Intelligence around data has been part of the information and communications technology at the core of business intelligence (BI) and data warehousing applications for over 20 years. However, it is limited in scope and typically thought of as being retrospective, dealing with only structured data to analyze what has already happened. Big data, by contrast, can be prospective. Through the use of advanced analytics and predictive tools, it projects potential outcomes by studying structured data as well as an increasingly expanding pool of unstructured data from multiple sources, and then sharing the results across collaborative platforms for meaningful correlations. It can reveal such insights as:
- "This happened because of..." (i.e., diagnostic analytics)
- "What will happen if...?" (i.e., predictive analytics)
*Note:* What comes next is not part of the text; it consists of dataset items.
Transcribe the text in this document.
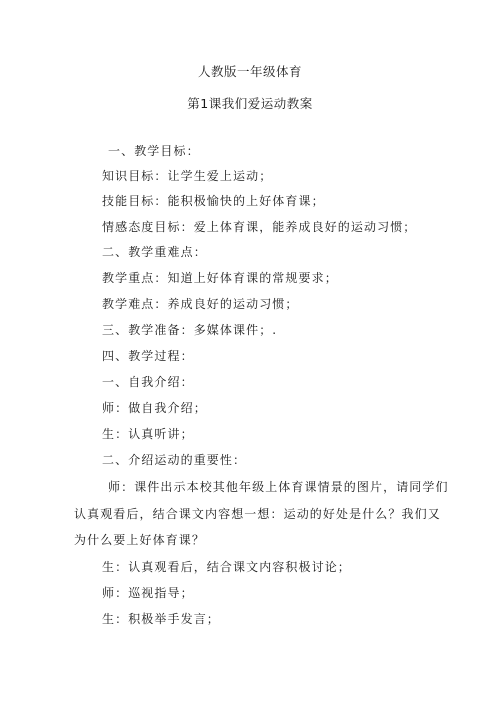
人教版一年级体育
第1课我们爱运动教案
一、教学目标：
知识目标：让学生爱上运动；
技能目标：能积极愉快的上好体育课；
情感态度目标：爱上体育课，能养成良好的运动习惯；
二、教学重难点：
教学重点：知道上好体育课的常规要求；
教学难点：养成良好的运动习惯；
三、教学准备：多媒体课件；.
四、教学过程：
一、自我介绍：
师：做自我介绍；
生：认真听讲；
二、介绍运动的重要性：
师：课件出示本校其他年级上体育课情景的图片，请同学们
认真观看后，结合课文内容想一想：运动的好处是什么？我们又
为什么要上好体育课？
生：认真观看后，结合课文内容积极讨论；
师：巡视指导；
生：积极举手发言；
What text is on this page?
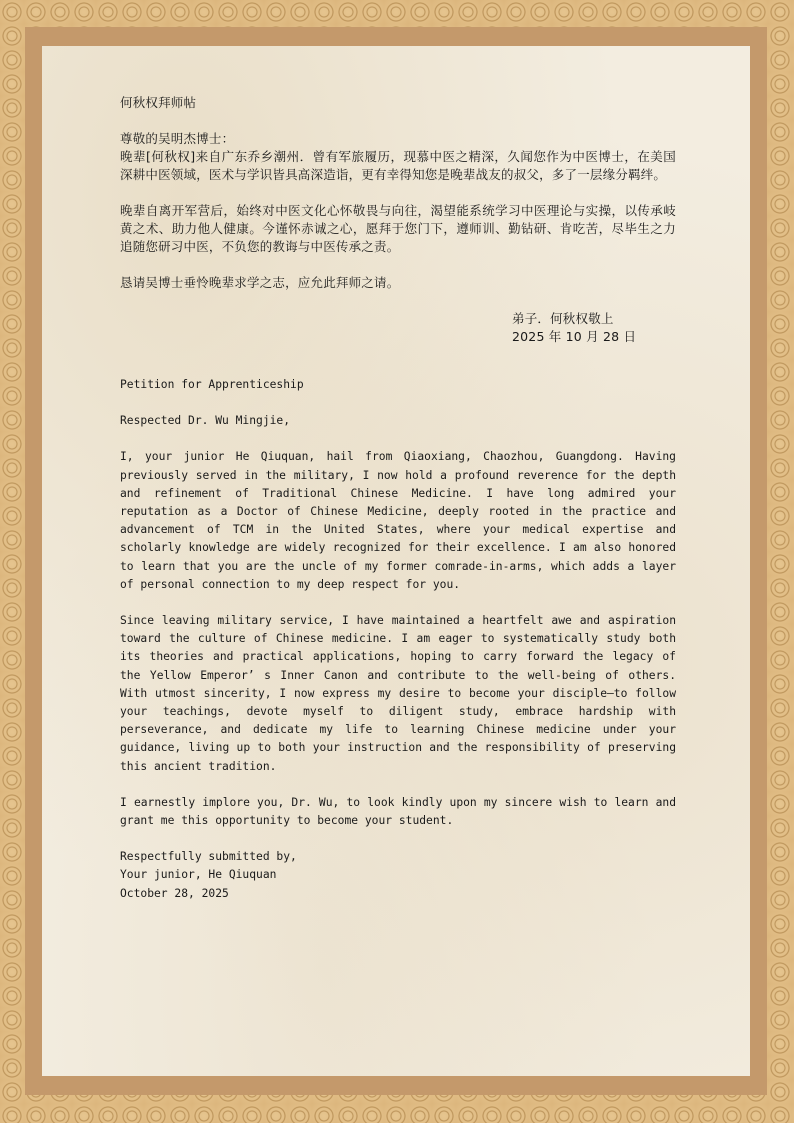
何秋权拜师帖

尊敬的吴明杰博士：

晚辈[何秋权]来自广东乔乡潮州．曾有军旅履历，现慕中医之精深，久闻您作为中医博士，在美国深耕中医领域，医术与学识皆具高深造诣，更有幸得知您是晚辈战友的叔父，多了一层缘分羁绊。

晚辈自离开军营后，始终对中医文化心怀敬畏与向往，渴望能系统学习中医理论与实操，以传承岐黄之术、助力他人健康。今谨怀赤诚之心，愿拜于您门下，遵师训、勤钻研、肯吃苦，尽毕生之力追随您研习中医，不负您的教诲与中医传承之责。

恳请吴博士垂怜晚辈求学之志，应允此拜师之请。

弟子．何秋权敬上

2025 年 10 月 28 日

Petition for Apprenticeship

Respected Dr. Wu Mingjie,

I, your junior He Qiuquan, hail from Qiaoxiang, Chaozhou, Guangdong. Having previously served in the military, I now hold a profound reverence for the depth and refinement of Traditional Chinese Medicine. I have long admired your reputation as a Doctor of Chinese Medicine, deeply rooted in the practice and advancement of TCM in the United States, where your medical expertise and scholarly knowledge are widely recognized for their excellence. I am also honored to learn that you are the uncle of my former comrade-in-arms, which adds a layer of personal connection to my deep respect for you.

Since leaving military service, I have maintained a heartfelt awe and aspiration toward the culture of Chinese medicine. I am eager to systematically study both its theories and practical applications, hoping to carry forward the legacy of the Yellow Emperor’ s Inner Canon and contribute to the well-being of others. With utmost sincerity, I now express my desire to become your disciple—to follow your teachings, devote myself to diligent study, embrace hardship with perseverance, and dedicate my life to learning Chinese medicine under your guidance, living up to both your instruction and the responsibility of preserving this ancient tradition.

I earnestly implore you, Dr. Wu, to look kindly upon my sincere wish to learn and grant me this opportunity to become your student.

Respectfully submitted by,
Your junior, He Qiuquan
October 28, 2025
- "This can happen / can be avoided by doing..." (i.e., prescriptive analytics)
For example, a study from the McKinsey Global Institute estimates that if the U.S. healthcare sector can exploit and process the vast ocean of electronic information at its disposal, such as data from clinical trials and research experiments alongside insurance data, the effective management of such information has the potential to improve the efficiency and effectiveness of U.S. health care by more than US$300 billion a year. Strategically administered, then, big data is able to harvest previously unknown but useful information and insights in order to spark ideas that drive new discoveries, hence fueling the cycle of academic research.
Recent big data management and processing systems, such as high-performance computer cluster (HPCC) systems and Apache Hadoop, are able to correlate and analyze large and varied types of data sets. Developed by LexisNexis Risk Solutions, HPCC is used to solve complex data and analytics challenges by combining proven processing methodologies with propriety linking algorithms that turn data into intelligence that can be applied to improving the quality of research outcomes. The Apache Hadoop software library is a framework that allows for the distributed processing of large data sets across clusters of computers using simple programming models. The harvesting of big data by such methods enables information providers to facilitate information exchanges that create opportunities for serendipitous discoveries by breaking down the discipline silos. In short, information about information is gold.
As with all new technology, we do not and cannot know what can be fully achieved with big data solutions. As the century advances, the "billions and billions" of data will quickly grow into "trillions and trillions"; therefore, when talking about big data, it should be articulated that big data is itself a journey of discovery.
Carl Sagan loved discoveries. I like to think he would have been pleased.